Pas lu mais j’aime bien les dessins. Je pense que je vais tenter le coup. Que contient la dernière réédition Panini exactement ? Est que la mini « Enter the war zone » est incluse ?
Je n’ai pas lu ces épisodes écrits par Greg Rucka étant resté sur l’Everest auquel chaque auteur de la série doit se confronter. 🙂
Merci pour cette présentation très claire qui remet bien ces épisodes en perspective, à la fois par rapport à l’histoire éditoriale du personnage depuis sa création, mais aussi dans le cadre de cette initiative artificielle Big Shots, où Marvel avait rassemblé 3 nouvelles séries qui n’avaient finalement pas grand rapport entre elles (si ce n’est le fait de démarrer à peu près en même temps).
Je ne suis pas sûr que les habitués du site attendent vraiment le retour de teve Dillon, et je me demande bien ce que Becky Cloonan va pouvoir faire du personnage.
Vu que e style de Dillon se prête bien au personnage et qu’il reste associé à certaines des meilleures périodes du titres moi j’aurais tendance à être assez curieux à propos de ce retour.

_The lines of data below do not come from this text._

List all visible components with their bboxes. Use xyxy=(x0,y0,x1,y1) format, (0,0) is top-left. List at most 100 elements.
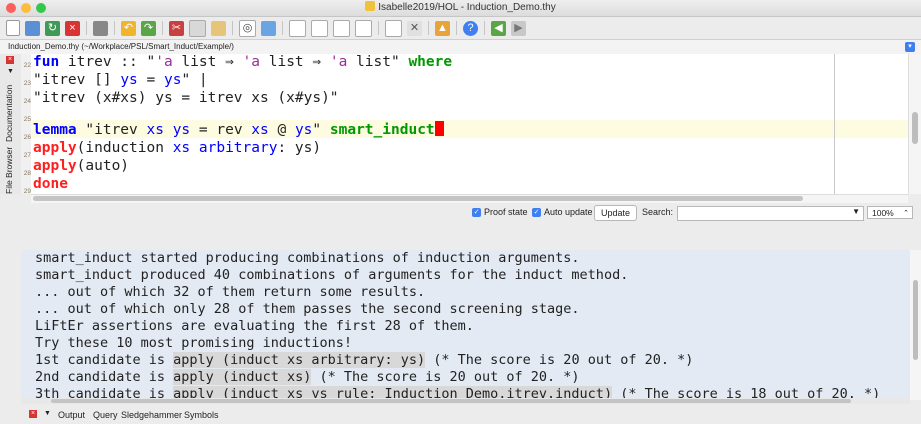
code-token: @ xyxy=(268,122,295,138)
code-line[interactable]: apply(induction xs arbitrary: ys) xyxy=(33,139,321,157)
dock-menu-icon[interactable]: ▼ xyxy=(7,68,14,75)
back-icon[interactable]: ◀ xyxy=(491,20,506,36)
code-token: 'a xyxy=(329,54,348,70)
output-panel[interactable]: smart_induct started producing combinati… xyxy=(21,250,910,400)
search-input[interactable]: ▼ xyxy=(677,206,864,221)
tab-file-browser[interactable]: File Browser xyxy=(4,147,14,194)
tab-query[interactable]: Query xyxy=(93,410,118,420)
unfold-icon[interactable] xyxy=(333,19,350,37)
fold-icon[interactable] xyxy=(311,19,328,37)
code-token: " | xyxy=(181,72,208,88)
code-line[interactable]: fun itrev :: "'a list ⇒ 'a list ⇒ 'a lis… xyxy=(33,53,452,71)
zoom-select[interactable]: 100% ⌃ xyxy=(867,206,913,219)
copy-icon[interactable] xyxy=(189,19,206,37)
auto-update-label: Auto update xyxy=(544,207,593,217)
redo-icon[interactable]: ↷ xyxy=(141,20,156,36)
chevron-down-icon[interactable]: ▼ xyxy=(852,207,860,216)
zoom-value: 100% xyxy=(872,208,894,218)
tab-output[interactable]: Output xyxy=(58,410,85,420)
update-button[interactable]: Update xyxy=(594,205,638,221)
undo-icon[interactable]: ↶ xyxy=(121,20,136,36)
output-text: 1st candidate is xyxy=(35,352,174,368)
toolbar-separator xyxy=(86,21,87,35)
scroll-thumb[interactable] xyxy=(913,280,918,360)
paste-icon[interactable] xyxy=(211,20,226,36)
output-line: LiFtEr assertions are evaluating the fir… xyxy=(35,318,474,335)
editor-horizontal-scrollbar[interactable] xyxy=(31,194,908,203)
tab-sledgehammer[interactable]: Sledgehammer xyxy=(121,410,182,420)
expand-icon[interactable] xyxy=(355,19,372,37)
title-bar: Isabelle2019/HOL - Induction_Demo.thy xyxy=(0,0,921,17)
output-text: ... out of which 32 of them return some … xyxy=(35,284,426,300)
code-token: ys xyxy=(163,72,182,88)
toolbar-separator xyxy=(456,21,457,35)
text-cursor xyxy=(434,121,444,136)
output-vertical-scrollbar[interactable] xyxy=(910,250,921,400)
code-token: : ys) xyxy=(277,140,322,156)
search-label: Search: xyxy=(642,207,674,217)
auto-update-checkbox[interactable]: ✓ xyxy=(532,208,541,217)
scroll-thumb[interactable] xyxy=(51,399,851,403)
code-token: apply xyxy=(33,158,77,174)
forward-icon[interactable]: ▶ xyxy=(511,20,526,36)
scroll-thumb[interactable] xyxy=(912,112,918,144)
left-dock: × ▼ Documentation File Browser xyxy=(0,54,21,194)
code-token: 'a xyxy=(242,54,261,70)
code-token: apply xyxy=(33,140,77,156)
scroll-thumb[interactable] xyxy=(33,196,803,201)
new-file-icon[interactable] xyxy=(6,20,20,36)
editor-vertical-scrollbar[interactable] xyxy=(908,54,921,194)
find-icon[interactable]: ◎ xyxy=(239,19,256,37)
tools-icon[interactable]: ✕ xyxy=(407,20,422,36)
toolbar-separator xyxy=(428,21,429,35)
reload-icon[interactable]: ↻ xyxy=(45,20,60,36)
code-line[interactable]: done xyxy=(33,175,68,193)
output-text: (* The score is 20 out of 20. *) xyxy=(425,352,694,368)
toolbar-separator xyxy=(114,21,115,35)
code-editor[interactable]: fun itrev :: "'a list ⇒ 'a list ⇒ 'a lis… xyxy=(31,54,908,194)
proof-state-label: Proof state xyxy=(484,207,528,217)
toolbar-separator xyxy=(232,21,233,35)
code-token: lemma xyxy=(33,122,77,138)
code-token: ys xyxy=(120,72,138,88)
code-line[interactable]: "itrev (x#xs) ys = itrev xs (x#ys)" xyxy=(33,89,339,107)
output-text: (* The score is 20 out of 20. *) xyxy=(311,369,580,385)
cut-icon[interactable]: ✂ xyxy=(169,20,184,36)
buffer-icon[interactable] xyxy=(385,19,402,37)
toolbar: ↻ × ↶ ↷ ✂ ◎ ✕ ▲ ? ◀ ▶ xyxy=(0,17,921,39)
tactic-suggestion[interactable]: apply (induct xs) xyxy=(173,369,312,385)
proof-state-checkbox[interactable]: ✓ xyxy=(472,208,481,217)
dock-close-icon[interactable]: × xyxy=(6,56,14,64)
buffer-dropdown-icon[interactable]: ▾ xyxy=(905,42,915,52)
find-replace-icon[interactable] xyxy=(261,20,276,36)
window-title: Isabelle2019/HOL - Induction_Demo.thy xyxy=(0,1,921,13)
code-token: list ⇒ xyxy=(172,54,243,70)
close-file-icon[interactable]: × xyxy=(65,20,80,36)
code-token: "itrev xyxy=(76,122,147,138)
open-folder-icon[interactable] xyxy=(25,20,40,36)
dock-menu-icon[interactable]: ▼ xyxy=(44,410,51,417)
home-icon[interactable]: ▲ xyxy=(435,20,450,36)
code-token: list" xyxy=(347,54,409,70)
help-icon[interactable]: ? xyxy=(463,20,478,36)
code-token: ys xyxy=(294,122,313,138)
tab-symbols[interactable]: Symbols xyxy=(184,410,219,420)
code-token: xs xyxy=(146,122,164,138)
code-token: list ⇒ xyxy=(260,54,330,70)
code-token: = rev xyxy=(190,122,252,138)
tab-documentation[interactable]: Documentation xyxy=(4,85,14,142)
line-number: 24 xyxy=(23,98,31,105)
line-number: 27 xyxy=(23,152,31,159)
incremental-search-icon[interactable] xyxy=(289,19,306,37)
code-line[interactable]: lemma "itrev xs ys = rev xs @ ys" smart_… xyxy=(33,121,444,139)
line-number-gutter: 22 23 24 25 26 27 28 29 xyxy=(21,54,31,195)
code-line[interactable]: "itrev [] ys = ys" | xyxy=(33,71,208,89)
code-line[interactable]: apply(auto) xyxy=(33,157,129,175)
print-icon[interactable] xyxy=(93,20,108,36)
tactic-suggestion[interactable]: apply (induct xs arbitrary: ys) xyxy=(173,352,426,368)
dock-close-icon[interactable]: × xyxy=(29,410,37,418)
code-token: where xyxy=(408,54,453,70)
bottom-dock: × ▼ Output Query Sledgehammer Symbols xyxy=(0,404,921,424)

Pour moi Dillon c’est typiquement l’exemple du dessinateur qui est fait pour rester dans le registre réaliste (tel Don Heck). Dès lors qui’l est contrainte d’aller dans un domaine plus super-héroïque plus fantaisiste, son style jure un peu trop.

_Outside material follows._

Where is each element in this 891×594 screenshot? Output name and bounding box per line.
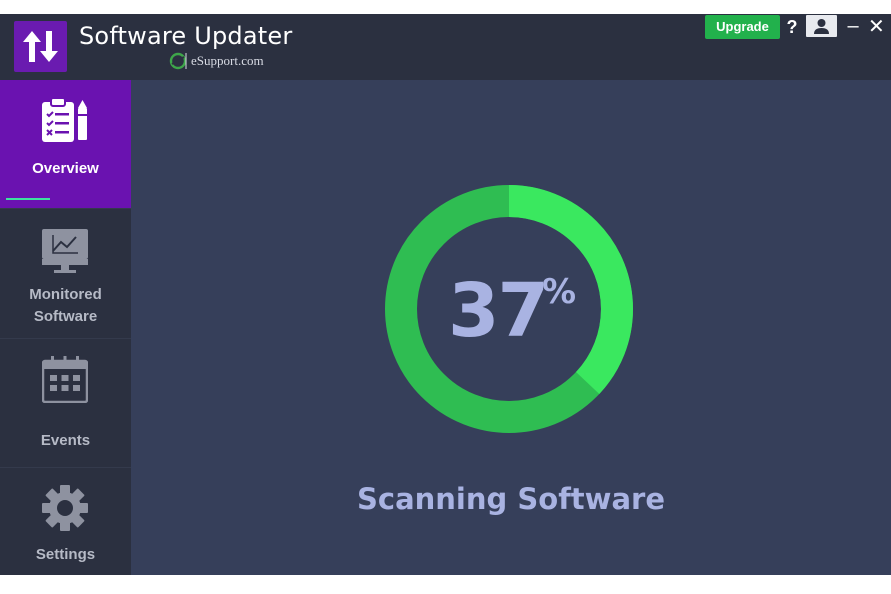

» registre réaliste » : avec Dillon, il faut aimer l’ameublement spartiate et les personnages qui se ressemblent un peu tous, joués par des acteurs qui auraient suivi des cours de comédie plutôt light…
Je n’ai pas lu ce run mais cet article fort bien construit me donne immédiatement envie de l’acheter, d’autant que j’aime souvent ce que Rucka fait de ses personnages, et je le proclame haut et fort, j’aime Dillon allez, zou, je file chez mon libraire !

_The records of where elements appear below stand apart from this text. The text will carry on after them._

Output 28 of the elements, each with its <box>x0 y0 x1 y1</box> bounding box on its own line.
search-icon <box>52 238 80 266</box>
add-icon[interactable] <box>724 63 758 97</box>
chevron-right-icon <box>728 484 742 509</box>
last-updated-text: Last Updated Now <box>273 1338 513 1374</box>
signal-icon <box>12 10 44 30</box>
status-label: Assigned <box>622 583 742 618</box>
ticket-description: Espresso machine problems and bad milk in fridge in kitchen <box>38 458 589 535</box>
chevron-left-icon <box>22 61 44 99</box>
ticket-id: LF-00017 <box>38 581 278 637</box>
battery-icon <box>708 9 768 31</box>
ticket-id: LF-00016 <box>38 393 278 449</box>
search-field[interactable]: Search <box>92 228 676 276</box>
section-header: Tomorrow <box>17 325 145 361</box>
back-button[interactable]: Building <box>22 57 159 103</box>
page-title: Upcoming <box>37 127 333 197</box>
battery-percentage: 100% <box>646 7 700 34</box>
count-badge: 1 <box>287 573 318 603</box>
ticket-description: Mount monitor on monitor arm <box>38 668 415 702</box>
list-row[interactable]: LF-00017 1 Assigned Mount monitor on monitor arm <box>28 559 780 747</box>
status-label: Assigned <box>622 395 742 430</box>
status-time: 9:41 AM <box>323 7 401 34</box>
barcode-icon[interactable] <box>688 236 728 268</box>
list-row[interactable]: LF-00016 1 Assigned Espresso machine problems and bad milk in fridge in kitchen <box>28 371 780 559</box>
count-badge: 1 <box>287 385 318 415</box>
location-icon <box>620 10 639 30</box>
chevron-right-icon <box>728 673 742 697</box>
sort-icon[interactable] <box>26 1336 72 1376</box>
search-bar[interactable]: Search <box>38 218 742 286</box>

En jetant en oeil sur les noms des créatifs impliqués dans la production des derniers épisodes de la série Punisher War Journal pré-Dark Reign, la raison pour laquelle j’apprécie plus la fin du run de Fraction que le début devient tout à fait logique, puisque c’est nul autre que Rick Remender qui vient lui prêter main forte à cette occasion (avant de s’occuper de la série suivante), avec le vétéran Howard Chaykin qui débarque sur la partie graphique.